Sales for the first half of just over $1.829bn were down 3 per cent, but 13.8 per cent higher than in 2020 before Covid-19 hit to force the closure of its stores, the temporary closure of borders that locked out tourists and the work-from-home trend that robbed its flagship city stores of patrons.
Meanwhile, the introduction of in-store technology and security measures, such as cameras and locked display cabinets in the beauty department, helped keep store theft flat for the half. Myer said group online sales were $390.1m, or 21.3 per cent of total sales, an increase of 2 per cent.
The company declared an interim dividend of 3c a share, down from 4c, payable on May 16. It ended the half with net cash of $211.7m. Mr King highlighted the continued success of the Myer One loyalty program, part of his “customer first” plan, and this would be a key growth pillar for executive chairman Ms Wirth when she takes over in June.
The first-half results revealed that the Myer One scheme took on 374,000 new members, taking active members to 4.3 million and, crucially, these cardholders were shopping more frequently at the department store.
The penetration of sales linked to a Myer One account, known as the “tag rate”, increased to 76.2 per cent in the first half, the highest since the scheme’s inception.
“Our value proposition remains strong, with continued strength in Myer One, which is delivering record engagement, a growing multichannel offer and a strong pipeline of new initiatives,” Mr King said.
He said customer service satisfaction had improved 300 basis points, helped by the rollout of numerous shop-in-shops and new brands across the in-store network, including leading beauty hall exclusives. The upturn in sales growth since the start of the second half was encouraging, especially given the financial constraints on households.
“Like all retailers, we continue to remain cautious about the macroeconomic environment.
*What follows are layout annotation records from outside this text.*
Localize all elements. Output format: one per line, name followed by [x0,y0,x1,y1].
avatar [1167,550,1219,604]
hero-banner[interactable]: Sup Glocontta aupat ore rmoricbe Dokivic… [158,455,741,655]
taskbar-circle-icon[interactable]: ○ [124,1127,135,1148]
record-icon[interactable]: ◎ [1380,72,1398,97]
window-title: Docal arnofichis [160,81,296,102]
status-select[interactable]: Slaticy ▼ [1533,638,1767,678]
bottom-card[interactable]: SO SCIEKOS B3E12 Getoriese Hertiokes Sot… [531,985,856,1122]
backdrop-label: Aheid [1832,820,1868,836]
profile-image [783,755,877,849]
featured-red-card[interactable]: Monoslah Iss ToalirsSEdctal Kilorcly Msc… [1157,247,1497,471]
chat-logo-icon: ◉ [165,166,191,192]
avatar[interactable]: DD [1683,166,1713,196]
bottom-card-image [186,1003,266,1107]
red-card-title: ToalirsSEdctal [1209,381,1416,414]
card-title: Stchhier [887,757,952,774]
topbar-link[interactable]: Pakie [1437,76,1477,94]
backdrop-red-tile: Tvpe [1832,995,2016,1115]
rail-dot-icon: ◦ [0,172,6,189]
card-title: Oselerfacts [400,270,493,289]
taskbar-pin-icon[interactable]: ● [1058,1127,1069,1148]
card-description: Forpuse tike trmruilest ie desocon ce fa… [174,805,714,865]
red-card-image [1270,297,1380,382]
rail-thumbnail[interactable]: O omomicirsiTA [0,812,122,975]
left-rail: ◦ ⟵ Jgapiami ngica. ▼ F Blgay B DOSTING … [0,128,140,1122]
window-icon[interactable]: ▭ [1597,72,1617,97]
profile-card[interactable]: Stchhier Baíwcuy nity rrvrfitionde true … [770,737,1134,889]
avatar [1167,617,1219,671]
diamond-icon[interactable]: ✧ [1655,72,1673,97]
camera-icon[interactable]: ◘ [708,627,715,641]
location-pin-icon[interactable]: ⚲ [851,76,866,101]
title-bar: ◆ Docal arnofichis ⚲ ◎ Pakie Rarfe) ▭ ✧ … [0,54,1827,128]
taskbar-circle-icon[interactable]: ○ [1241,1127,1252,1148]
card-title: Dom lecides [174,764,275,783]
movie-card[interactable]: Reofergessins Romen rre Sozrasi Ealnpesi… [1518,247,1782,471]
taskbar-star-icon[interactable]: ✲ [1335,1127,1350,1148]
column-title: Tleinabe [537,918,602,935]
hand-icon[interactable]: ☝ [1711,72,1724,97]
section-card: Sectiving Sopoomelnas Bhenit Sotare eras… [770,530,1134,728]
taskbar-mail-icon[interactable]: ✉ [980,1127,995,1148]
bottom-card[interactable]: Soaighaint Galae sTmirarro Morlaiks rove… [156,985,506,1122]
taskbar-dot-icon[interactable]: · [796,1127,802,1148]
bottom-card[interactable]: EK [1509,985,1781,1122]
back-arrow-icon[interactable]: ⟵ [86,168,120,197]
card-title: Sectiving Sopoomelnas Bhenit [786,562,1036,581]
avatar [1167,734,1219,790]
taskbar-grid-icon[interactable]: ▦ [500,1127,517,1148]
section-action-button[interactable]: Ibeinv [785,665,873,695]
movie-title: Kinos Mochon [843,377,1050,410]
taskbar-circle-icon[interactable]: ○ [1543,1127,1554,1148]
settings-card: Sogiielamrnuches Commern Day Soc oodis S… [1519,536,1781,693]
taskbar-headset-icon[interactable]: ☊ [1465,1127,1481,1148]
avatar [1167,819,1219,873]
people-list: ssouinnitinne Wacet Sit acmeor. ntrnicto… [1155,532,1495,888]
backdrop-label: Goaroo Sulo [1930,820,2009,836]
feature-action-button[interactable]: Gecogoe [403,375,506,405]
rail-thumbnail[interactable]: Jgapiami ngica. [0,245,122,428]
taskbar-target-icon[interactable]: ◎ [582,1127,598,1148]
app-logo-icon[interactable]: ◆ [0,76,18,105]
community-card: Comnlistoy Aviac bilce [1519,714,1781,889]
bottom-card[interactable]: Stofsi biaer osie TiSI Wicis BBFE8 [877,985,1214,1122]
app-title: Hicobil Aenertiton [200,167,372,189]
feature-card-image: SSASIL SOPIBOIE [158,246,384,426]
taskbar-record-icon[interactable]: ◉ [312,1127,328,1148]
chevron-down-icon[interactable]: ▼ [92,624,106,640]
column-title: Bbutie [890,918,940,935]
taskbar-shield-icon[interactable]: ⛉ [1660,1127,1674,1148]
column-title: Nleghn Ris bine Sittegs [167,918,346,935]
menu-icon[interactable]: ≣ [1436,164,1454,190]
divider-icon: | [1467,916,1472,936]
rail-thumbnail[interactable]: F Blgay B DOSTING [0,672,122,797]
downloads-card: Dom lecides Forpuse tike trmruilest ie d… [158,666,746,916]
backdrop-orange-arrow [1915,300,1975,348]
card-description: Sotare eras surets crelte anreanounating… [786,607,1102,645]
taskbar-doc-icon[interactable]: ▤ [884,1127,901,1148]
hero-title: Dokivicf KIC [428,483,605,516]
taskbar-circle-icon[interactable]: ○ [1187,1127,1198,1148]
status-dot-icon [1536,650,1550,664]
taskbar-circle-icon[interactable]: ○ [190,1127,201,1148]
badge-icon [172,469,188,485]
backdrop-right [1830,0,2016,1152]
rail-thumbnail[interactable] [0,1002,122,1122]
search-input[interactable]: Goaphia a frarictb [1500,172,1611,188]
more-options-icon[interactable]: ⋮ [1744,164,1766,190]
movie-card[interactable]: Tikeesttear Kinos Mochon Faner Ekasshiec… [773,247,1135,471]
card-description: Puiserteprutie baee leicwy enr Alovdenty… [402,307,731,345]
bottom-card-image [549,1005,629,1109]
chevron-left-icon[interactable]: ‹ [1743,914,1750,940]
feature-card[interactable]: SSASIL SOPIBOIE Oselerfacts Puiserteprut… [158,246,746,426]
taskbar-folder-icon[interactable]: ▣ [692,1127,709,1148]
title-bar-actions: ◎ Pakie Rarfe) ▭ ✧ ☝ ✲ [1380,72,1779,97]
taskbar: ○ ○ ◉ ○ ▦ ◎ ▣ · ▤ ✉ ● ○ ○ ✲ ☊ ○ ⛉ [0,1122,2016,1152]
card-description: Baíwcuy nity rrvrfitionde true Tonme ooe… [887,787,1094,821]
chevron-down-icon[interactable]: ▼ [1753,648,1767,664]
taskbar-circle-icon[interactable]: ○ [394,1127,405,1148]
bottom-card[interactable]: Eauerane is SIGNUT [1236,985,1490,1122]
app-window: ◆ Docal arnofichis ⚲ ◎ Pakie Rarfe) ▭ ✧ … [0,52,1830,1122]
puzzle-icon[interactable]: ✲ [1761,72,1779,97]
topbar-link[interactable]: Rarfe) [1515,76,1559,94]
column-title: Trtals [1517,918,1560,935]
However, we are encouraged with our results for the first six weeks of the second half, and have a strong program of deliverables to roll out during the half,” he said.
To help quicken its omni-channel platform, increase its online operations and have an improved inventory offer, Myer said the scale-up of its national distribution centre would being this month, with the new Queensland distribution centre starting at the end of the 2024 fiscal year.
Myer also announced on Thursday it had hired advisers to investigate the sale of its fashion brands Sass & Bide, Marcs and David Lawrence. Myer first invested in fashion label Sass & Bide in 2011 and bought the entire business for a total of $72.5m but it has continually underperformed.